Pela primeira vez, o marqueteiro de Alckmin, Lula Guimarães, fez uma análise da disputa.

— As qualidades dele não foram reconhecidas pelo eleitor que está votando com a indignação e não com a razão —disse ao GLOBO. O atentado contra Bolsonaro foi tratado pelo marqueteiro como um divisor de águas na disputa.

— A gente sempre teve a dimensão de que a campanha era muito difícil, mas estávamos no caminho certo. Assim que começou o horário eleitoral conseguimos fazer com que a rejeição ao Bolsonaro aumentasse significativamente com a nossa propaganda. A facada mudou tudo e, quando retomamos, era uma outra eleição —afirmou Guimarães.

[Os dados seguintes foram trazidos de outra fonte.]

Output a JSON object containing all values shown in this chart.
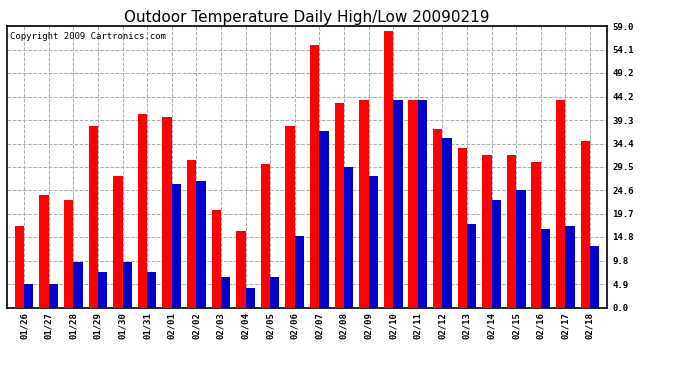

Alckmin nunca admitiu uma derrota mesmo a seus auxiliares. Para o time tucano, a ficha da derrota começou a cair quando pesquisa Ibope mostrou que, em São Paulo, Bolsonaro abria larga vantagem sobre o tucano. No estado, Alckmin tinha a meta de chegar a 30% para sonhar com um segundo turno.

— Um dos sinais amarelos foi quando, após a subida de Haddad, Bolsonaro abriu vantagem em São Paulo e chegou a 20 pontos — afirmou o marqueteiro. Marina viu suas intenções de votos derreterem a partir do momento em que Fernando Haddad entrou na disputa e a campanha foi polarizada por ele e Bolsonaro. Durante a semana, os marineiros faziam o diagnóstico de que a candidata da Rede não tinha o perfil adequado para disputar uma eleição marcada pela indignação dos eleitores com o sistema político. Sem estrutura partidária para fazer campanha, seu discurso moderado a favor do diálogo não encontrou eco numa campanha travada em meio à radicalização dos ânimos políticos.

— A Marina não é uma pessoa exibicionista, tem procedimento muito discreto. Ela acabou sendo definhada por isso —disse o deputado federal Miro Teixeira, candidato da Rede ao Senado no Rio de Janeiro e um dos conselheiros da presidenciável. — Marina é o grande personagem que entra em cena no começo da ópera. Depois que os tenores e os barítonos começam a se exibir e a música começa a tomar conta do ambiente, aquela voz acaba sumindo, que era a voz da sensatez.